Теперь он стоял на улице, оказавшись здесь быстро, как во сне. Но это был не сон, а что-то совсем другое. Что же это было? Бодрствование, помрачение, пробуждение? Куда оно его приведет?
Он вышел из арки; дождь перестал. Издали, словно за пеленой тумана, он различил пятна света. Лавка мясника находилась между плотиной и улицей Старый Редельгейм.
Он подошел ближе. Но на створке окна ничего не оказалось — лишь обрывки приклеенных когда-то на стекло бумажек.
Синее ночное освещение делало все предметы в магазине крупнее, массивнее, внушительнее — большие весы, колоду для рубки мяса, застекленный прилавок, который теперь, ночью, был пуст, если не считать пары смятых салфеток, булочек, служивших для украшения, и сложенных стопкой ценников.
Было видно, что булочки присыпаны маком и кунжутом и сложены в виде автомобильного колеса; если долго смотреть на него, то колесо это начинало вращаться.
«Русский хлеб, — пробормотал он, — состоит из грубой ржаной муки, но только наполовину; остальное — сахарная свекла, отруби, листва».
Нет, на стекле ничего не было, но вот на полу… Он склонил голову набок, прижался лицом к створке и присмотрелся.

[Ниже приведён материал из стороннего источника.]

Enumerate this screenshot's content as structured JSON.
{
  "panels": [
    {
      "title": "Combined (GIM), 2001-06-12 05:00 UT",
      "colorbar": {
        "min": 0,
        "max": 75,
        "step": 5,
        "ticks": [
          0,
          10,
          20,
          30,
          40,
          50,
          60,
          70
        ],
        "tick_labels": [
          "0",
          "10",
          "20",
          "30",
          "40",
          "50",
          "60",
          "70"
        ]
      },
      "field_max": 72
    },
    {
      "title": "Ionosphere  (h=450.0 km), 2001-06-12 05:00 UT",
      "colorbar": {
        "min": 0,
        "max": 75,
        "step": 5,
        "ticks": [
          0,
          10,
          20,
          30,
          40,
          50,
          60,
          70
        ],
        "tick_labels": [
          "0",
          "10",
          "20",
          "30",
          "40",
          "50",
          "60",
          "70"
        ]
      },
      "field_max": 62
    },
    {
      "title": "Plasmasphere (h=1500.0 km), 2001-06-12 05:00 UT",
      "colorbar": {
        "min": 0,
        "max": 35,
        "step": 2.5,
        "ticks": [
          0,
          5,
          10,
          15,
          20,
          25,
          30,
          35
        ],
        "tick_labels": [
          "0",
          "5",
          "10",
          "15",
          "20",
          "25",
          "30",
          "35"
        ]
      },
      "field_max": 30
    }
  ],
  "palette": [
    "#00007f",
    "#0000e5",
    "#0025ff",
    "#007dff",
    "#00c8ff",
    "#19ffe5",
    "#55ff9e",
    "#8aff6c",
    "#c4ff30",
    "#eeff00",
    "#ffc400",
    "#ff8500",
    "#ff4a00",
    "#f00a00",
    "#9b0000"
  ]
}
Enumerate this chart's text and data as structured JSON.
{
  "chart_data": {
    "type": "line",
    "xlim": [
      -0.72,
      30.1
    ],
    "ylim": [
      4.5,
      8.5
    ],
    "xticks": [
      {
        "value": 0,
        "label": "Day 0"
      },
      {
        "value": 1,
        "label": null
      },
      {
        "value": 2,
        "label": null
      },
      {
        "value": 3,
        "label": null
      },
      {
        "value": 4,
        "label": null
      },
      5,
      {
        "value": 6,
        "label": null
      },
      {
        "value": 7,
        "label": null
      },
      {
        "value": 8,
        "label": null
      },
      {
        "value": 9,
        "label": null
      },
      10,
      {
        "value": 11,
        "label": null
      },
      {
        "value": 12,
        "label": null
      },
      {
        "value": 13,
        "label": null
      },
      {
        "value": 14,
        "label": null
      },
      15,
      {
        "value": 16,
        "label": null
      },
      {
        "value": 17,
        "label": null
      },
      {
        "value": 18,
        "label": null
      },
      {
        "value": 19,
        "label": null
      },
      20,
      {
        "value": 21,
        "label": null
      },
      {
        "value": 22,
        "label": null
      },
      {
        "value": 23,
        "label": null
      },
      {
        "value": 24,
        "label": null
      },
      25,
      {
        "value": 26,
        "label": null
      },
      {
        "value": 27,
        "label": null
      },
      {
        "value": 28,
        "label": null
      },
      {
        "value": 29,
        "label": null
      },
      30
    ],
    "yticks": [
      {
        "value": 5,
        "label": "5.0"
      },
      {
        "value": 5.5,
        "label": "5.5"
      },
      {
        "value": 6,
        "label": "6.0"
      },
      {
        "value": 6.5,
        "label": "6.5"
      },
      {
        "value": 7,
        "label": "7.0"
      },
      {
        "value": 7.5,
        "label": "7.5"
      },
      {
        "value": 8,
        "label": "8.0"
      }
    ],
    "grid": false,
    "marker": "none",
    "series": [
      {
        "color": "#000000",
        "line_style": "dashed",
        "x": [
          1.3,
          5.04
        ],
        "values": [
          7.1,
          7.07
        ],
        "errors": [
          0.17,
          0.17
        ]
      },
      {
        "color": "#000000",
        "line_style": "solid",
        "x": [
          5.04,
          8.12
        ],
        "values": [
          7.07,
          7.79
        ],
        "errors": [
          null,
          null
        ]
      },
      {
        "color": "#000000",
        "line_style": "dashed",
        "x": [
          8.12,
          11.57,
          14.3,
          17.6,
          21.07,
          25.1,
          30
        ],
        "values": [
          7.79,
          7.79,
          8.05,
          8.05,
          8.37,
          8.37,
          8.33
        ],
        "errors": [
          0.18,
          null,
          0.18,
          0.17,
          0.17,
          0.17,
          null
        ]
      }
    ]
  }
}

Да, вот он, плакат, о котором он думал. Старик тут же живо его вообразил и даже смог прочесть стоявшие под портретами буквы. Разыскиваются террористы.
Двенадцать фотографий — восемь женщин и четверо мужчин. Один мужчина с усами, это не он, слишком худ, и нос не тот. Другой — в очках, очень толстый, и еще один с жидкими соломенными волосами, сквозь которые явственно просвечивала лысина. А что на последнем портрете? Да, это, должно быть, он, личность среднего возраста с неприметными чертами лица и очень серьезным взглядом.
Странно, сколько на свете людей с ничем не примечательными лицами, с лицами, в которых нет ничего достойного воспоминания. Или все дело в том, что он сейчас изо всех сил старается — слишком судорожно, слишком отчетливо — вспомнить мину этого человека, так внезапно вторгшегося в его сознание, так старается, что подробности этих черт не желают соединяться в нечто целое и ускользают от него?